There didn’t seem to be much choice about the matter: I started making him meals, confiscated the gin, and when the figures were very bad and I couldn’t raise his interest, I took it upon myself to door-knock and find us some new work. That’s when we moved into printing flyers for local businesses. Mr Billing was so grateful when he found out that he quite overestimated my motivation. He started referring to me as his protégée and cheered considerably when he talked about the future of Billing & Brown; how he and I were going to rebuild the company in honour of Mr Brown. The glimmer was back in his eyes and I put off my job search a little longer.

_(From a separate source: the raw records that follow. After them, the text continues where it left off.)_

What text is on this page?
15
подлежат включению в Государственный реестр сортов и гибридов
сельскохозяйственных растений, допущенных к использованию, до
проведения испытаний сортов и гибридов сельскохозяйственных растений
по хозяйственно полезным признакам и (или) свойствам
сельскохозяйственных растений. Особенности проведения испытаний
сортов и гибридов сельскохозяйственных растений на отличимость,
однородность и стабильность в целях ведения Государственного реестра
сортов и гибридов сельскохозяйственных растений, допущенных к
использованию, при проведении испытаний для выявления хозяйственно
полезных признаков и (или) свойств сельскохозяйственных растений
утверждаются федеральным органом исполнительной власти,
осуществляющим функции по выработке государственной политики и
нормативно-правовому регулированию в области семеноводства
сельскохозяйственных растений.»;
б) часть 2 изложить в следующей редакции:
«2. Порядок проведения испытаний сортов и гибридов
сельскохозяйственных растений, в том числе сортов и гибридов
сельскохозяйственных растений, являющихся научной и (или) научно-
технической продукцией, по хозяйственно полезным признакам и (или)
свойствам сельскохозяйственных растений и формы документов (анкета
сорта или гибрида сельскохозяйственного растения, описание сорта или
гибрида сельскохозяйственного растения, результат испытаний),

And here I am now. Twelve years later. Much to Sarah’s bemusement. It’s hard to explain to someone like her, a creative, clever person who refuses to do anything on terms that aren’t her own, that the rest of us have different criteria for satisfaction in life. I work with people I ado
re, I earn enough money to support myself, I get to spend my days playing with words and sentences, helping people to express their ideas and fulfil their dreams of publication. Besides, it’s not as if I haven’t got prospects. Just last year, Mr Billing promoted me to the position of Vice-President; never mind that there are only the two of us working in the office full-time. We had a little ceremony and everything. Susan, the part-time junior, baked a pound cake and came in on her day off so we could all three drink nonalcoholic wine together from teacups.
I accepted gratefully his offer of a place to bunk; it was really a very touching gesture, particularly in light of his flat’s tiny proportions. It was also my only option.
Herbert was extremely pleased. ‘Marvellous! Jess will be beside herself, she does love guests.’
Jess is Herbert’s dog, a rotund, piggy little thing with short bristly hair, greying these days about the face in a somehow charming and sad-seeming manner. She’s a darling, but a smelly one with rather an odd taste for feet, a tendency to sit very close, luring one into a false sense of security, before beginning to lap gently and warmly, a look of mild shame on her face. Poor thing. It’s not her fault. And if we were to be sofa-mates, I knew I’d just have to be considerate. Wearing socks while I slept was a small matter and the least I could do given that Jess and Herbert had come so gallantly to my rescue.